Смертельно испуганный глашатай, весь побледнел, его кожа на костлявом лице стала, как только, что выпавший снег, он сквозь крупную дрожь на вопрос своего господина неясным шепотом пытался отвечать, то вместо этого, лишь бессвязные слова извинения под нос себе бормотал. Округлив глаза, в испуганном недоумении бедный Лихас, кое-как ворочая языком, с огромным трудом, наконец, выговорить сумел несколько внятных, разборчивых слов:
– Мой господин! Прости меня, но я, приказ царицы исполняя, этот хитон тебе вручил, как ее дар супругу.
Геракл, услышав эти слова, заорал, как безумный. Посол несчастный, не зная, что и предпринять, уже хотел ему обнять колена и о пощаде умолять, но гневный отпрыск Зевса схватил его за ногу в том месте, где голени вращается сустав, и бросил со всего размаха о высокую скалу, что одна возвышалась среди разъяренного моря. Раскололась, как орех, несчастного глашатая глава на несколько осколков, и вытек облитый кровью порозовевший мозг.
С громом ужасным нагнанные бурным ветром огромные волны с валунами сшибались на берегу, на мелкие осколки дробились, и выше утесов брызг фонтаны скакали и пеной соленой плевались. Говорят, что между охваченными бурей небесами и морем вечно шумным стал твердым Лихас, и превратился в гранитный утес, при этом тощего человека очертания сохранив.

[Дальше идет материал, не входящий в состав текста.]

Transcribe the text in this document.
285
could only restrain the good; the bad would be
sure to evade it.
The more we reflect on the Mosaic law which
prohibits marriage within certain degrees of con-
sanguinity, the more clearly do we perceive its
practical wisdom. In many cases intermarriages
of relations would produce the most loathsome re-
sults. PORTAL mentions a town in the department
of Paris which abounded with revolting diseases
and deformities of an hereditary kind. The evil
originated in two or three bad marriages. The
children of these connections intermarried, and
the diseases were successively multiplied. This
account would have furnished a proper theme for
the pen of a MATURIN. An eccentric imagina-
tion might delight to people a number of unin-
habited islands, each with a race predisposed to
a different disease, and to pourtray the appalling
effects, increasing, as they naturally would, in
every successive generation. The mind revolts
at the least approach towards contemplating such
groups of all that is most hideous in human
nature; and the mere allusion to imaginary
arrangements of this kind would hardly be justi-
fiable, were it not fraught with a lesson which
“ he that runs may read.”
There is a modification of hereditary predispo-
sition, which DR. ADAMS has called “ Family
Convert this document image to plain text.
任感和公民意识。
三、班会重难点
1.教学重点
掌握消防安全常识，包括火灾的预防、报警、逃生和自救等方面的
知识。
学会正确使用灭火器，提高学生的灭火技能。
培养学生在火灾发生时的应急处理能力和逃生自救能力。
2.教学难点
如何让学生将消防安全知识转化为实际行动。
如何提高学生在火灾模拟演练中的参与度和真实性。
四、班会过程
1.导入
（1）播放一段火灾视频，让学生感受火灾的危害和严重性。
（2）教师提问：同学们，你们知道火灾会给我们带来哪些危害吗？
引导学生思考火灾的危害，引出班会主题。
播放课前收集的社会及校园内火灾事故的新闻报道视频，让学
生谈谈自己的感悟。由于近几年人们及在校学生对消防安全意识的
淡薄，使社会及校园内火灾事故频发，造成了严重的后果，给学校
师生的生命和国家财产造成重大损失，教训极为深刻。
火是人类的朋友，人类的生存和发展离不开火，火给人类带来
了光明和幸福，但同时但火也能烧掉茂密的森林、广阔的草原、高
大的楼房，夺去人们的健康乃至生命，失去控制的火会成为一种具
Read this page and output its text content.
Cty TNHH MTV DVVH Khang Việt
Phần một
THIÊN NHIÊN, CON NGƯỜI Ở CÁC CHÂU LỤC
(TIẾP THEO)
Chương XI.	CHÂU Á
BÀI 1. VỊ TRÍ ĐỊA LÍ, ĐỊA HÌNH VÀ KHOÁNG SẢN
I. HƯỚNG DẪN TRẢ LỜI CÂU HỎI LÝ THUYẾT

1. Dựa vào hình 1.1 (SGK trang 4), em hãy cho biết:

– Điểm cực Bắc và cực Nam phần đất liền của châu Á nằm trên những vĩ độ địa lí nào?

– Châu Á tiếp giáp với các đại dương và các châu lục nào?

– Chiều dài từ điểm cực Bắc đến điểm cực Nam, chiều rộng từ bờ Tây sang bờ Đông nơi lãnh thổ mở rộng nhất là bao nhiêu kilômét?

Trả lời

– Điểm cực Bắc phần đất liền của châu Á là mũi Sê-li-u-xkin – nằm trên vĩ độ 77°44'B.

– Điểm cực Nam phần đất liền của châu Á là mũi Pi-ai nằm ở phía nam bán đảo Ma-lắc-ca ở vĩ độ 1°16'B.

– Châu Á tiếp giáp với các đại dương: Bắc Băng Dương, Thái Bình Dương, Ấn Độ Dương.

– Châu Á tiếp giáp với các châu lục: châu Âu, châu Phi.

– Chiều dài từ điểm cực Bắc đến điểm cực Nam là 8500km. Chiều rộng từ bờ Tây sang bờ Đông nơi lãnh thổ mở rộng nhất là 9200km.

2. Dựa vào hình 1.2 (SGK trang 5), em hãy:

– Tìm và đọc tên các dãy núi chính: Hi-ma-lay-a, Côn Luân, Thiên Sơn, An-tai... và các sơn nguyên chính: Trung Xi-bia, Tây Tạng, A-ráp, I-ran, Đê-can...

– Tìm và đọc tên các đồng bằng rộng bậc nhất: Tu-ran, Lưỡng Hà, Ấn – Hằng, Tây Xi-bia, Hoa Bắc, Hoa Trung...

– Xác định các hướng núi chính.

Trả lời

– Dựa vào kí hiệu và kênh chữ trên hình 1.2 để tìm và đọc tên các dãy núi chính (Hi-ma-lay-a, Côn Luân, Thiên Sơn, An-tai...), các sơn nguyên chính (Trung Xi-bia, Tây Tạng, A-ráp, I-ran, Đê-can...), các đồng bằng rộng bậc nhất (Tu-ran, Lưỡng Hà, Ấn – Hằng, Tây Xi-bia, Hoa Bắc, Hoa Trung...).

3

Заголосили громко люди: двойное горе! Всюду ужас: смерть Лихаса, Геракла безрассудство! Никто приблизиться не смел к безумному, но все еще могучему герою. Метался он неистово как страшный ураган, то вскакивал и прыгал, то падал в прах, со стоном, с ревом, и вторили ему вокруг все склоны горные и скалы. И долго так метался он, то страшно плакал и стонал, как отрок, то, как зверь ревел. Сквозь вопли можно было разобрать, как свое ложе он проклинает, и свадьбу у Ойнея, которая его и погубила.
Наконец, средь жертвенного дыма, подняв свой взор блуждающий, Геракл на Иолае остановил его мучительно и принялся махать обеими руками, и тот, как будто что-то поняв, сжал сурово губы и в знак несогласия стал головой мотать. Тогда Геракл крикнул:
– Уйди! Я не хочу, чтобы ты это видел!
Потом Геракл приметил рядом Гилла, сын стоял в толпе и тихо слезы лил. Позвав его, Геракл сказал, стараясь говорить спокойно:
– Приблизься, сын мой, не бросай страдальца. Не бойся, хоть я очень болен, но не безумен и вреда тебе не причиню. Ты же безвременную гибель попробуй облегчить мою, и, если сможешь, увези меня туда, где б не увидел смертный глаз мучения великого героя.
Сын в ответ молчал безвольно и все так же исходил слезами. Тогда Геракл воскликнул жарко:
– Ты, что меня не слышишь, Гилл?! Если жалость ты ко мне питаешь, то хоть отсюда унеси меня куда угодно, лишь бы подальше от этих алтарей. Ну же, сын, не дай мне здесь позорно умереть!
Приказ такой услыхав, люди осмелели и Геракла на руках быстро понесли на берег, там на дно огромной лодки осторожно уложили и, поставив парус, под свежим дыханием ветра Зефира переправили домой с безмерным состраданием: в нестерпимых корчах он все время кричал и бился.